The desire to make some jam at the weekend came about from not wanting to waste any strawberries that were getting to the point where there was the choice of throw them away, or make something with them.
This recipe is adapted from the one on the packet of Jam Sugar that I bought – for me the original recipe was too firm set and was too sugary. The recipe below gives a lovely soft-set jam, with lots of fruit flavours – the cherries really add something special in my opinion – so much that I am having some on some buttered bread while I type this up!

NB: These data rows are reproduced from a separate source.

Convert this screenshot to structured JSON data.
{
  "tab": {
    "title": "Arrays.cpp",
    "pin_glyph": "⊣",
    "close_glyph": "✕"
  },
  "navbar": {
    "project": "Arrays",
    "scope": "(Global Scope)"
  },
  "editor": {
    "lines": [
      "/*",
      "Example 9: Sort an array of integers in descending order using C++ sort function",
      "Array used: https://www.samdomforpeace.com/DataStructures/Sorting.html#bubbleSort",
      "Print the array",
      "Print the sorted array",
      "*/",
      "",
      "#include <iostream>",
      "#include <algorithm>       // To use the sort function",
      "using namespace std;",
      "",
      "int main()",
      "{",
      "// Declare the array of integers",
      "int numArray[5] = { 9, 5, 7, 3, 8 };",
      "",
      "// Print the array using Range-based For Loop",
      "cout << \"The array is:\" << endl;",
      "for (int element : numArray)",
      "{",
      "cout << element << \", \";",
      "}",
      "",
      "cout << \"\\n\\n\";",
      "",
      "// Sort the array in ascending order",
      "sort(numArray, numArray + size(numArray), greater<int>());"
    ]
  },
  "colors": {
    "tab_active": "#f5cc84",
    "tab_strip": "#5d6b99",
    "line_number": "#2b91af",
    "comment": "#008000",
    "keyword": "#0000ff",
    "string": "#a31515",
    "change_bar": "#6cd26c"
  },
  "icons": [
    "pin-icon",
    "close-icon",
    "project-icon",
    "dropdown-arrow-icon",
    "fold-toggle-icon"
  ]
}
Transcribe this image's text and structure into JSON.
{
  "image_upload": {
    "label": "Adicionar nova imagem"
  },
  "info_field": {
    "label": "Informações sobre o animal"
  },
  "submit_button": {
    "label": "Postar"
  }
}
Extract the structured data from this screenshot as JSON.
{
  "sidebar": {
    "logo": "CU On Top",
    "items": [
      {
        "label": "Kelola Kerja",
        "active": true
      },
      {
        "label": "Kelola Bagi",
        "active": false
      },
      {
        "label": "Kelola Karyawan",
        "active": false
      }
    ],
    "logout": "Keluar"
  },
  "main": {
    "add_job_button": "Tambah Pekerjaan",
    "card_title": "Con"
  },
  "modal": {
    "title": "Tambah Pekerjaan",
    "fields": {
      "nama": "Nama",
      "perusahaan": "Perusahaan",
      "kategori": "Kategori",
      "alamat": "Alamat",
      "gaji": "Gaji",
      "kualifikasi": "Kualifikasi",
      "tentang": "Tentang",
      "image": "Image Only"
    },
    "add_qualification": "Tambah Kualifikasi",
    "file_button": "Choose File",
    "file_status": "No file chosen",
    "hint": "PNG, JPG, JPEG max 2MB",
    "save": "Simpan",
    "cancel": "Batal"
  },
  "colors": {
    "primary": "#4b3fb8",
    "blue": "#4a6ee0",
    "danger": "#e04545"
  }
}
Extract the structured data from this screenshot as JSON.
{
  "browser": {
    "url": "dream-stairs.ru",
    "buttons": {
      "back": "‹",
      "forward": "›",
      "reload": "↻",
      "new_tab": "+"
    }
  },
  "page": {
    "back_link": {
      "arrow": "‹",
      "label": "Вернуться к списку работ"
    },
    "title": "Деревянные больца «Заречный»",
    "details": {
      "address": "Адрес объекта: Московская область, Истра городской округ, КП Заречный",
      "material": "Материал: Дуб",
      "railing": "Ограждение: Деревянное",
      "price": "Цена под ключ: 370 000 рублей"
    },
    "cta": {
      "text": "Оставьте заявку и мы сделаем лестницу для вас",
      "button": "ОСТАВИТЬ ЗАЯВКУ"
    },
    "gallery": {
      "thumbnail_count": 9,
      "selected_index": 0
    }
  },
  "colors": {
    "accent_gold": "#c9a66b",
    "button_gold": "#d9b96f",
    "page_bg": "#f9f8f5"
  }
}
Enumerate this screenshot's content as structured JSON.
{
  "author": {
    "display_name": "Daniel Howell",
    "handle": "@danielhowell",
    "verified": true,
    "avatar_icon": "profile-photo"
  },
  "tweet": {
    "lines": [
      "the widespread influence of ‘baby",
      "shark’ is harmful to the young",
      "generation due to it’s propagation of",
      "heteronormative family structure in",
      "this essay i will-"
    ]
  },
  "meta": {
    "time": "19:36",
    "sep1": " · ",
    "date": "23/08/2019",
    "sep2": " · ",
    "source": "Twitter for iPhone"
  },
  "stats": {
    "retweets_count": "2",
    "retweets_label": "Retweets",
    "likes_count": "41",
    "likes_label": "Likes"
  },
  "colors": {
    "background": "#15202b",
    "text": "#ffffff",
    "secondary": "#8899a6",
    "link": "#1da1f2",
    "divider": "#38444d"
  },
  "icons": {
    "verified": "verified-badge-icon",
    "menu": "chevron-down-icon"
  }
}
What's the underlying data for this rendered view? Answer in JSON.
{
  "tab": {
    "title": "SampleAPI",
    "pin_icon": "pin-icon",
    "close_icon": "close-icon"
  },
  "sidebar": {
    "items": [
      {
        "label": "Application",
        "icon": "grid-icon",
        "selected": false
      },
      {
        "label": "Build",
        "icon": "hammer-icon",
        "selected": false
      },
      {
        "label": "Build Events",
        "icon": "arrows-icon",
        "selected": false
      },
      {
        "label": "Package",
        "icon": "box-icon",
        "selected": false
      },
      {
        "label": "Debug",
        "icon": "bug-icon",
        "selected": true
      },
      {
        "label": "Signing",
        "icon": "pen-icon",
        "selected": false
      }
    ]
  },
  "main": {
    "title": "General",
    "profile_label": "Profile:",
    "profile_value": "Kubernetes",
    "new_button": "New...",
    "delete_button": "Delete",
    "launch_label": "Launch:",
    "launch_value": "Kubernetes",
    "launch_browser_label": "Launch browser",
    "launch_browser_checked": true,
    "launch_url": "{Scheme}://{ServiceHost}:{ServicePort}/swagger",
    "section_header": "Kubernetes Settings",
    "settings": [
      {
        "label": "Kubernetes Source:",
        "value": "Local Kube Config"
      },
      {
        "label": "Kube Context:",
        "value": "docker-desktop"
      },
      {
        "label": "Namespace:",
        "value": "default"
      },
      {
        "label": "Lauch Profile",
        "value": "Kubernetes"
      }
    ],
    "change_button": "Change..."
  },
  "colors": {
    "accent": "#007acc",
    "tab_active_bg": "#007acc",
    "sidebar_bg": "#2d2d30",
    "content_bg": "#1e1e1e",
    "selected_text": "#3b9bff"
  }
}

- 1kg of mixed berries and cherries (I used 300g of fresh prepared strawberries, 600g of Sainsburys Basics Frozen Red Berry Mix – strawberries, blackberries, red and black currants, and 100g of frozen pitted cherries)
- 1kg of Silver Spoon Jam Sugar (already containing Pectin)
- 30g Unsalted Butter
- You will also need 5 cleaned and sterilised Jam Jars – sterilise them either using a hot cycle in a dishwasher, or by filling them with boiling water prior to filling. Either way, the jars will be very hot, so make sure to use a folded tea-towel or oven gloves!
Place all the berries and cherries into a large microwaveable bowl (about 2.8l capacity) – it doesn’t matter if they are fresh or still frozen at this point!
Microwave on full power for 7 minutes.
Microwave on full power again for 16 minutes, stirring halfway through. Be careful – at this point the jam will be boiling, and you must take care to use a tea-towel or oven mitts to remove the bowl from the microwave.
Turn the jars upside down for at least 30 minutes – this will help form the vacuum seal in the jar. When you turn the jars over, you may notice that if you had lids with the little pressure buttons in the middle, that the button is now depressed!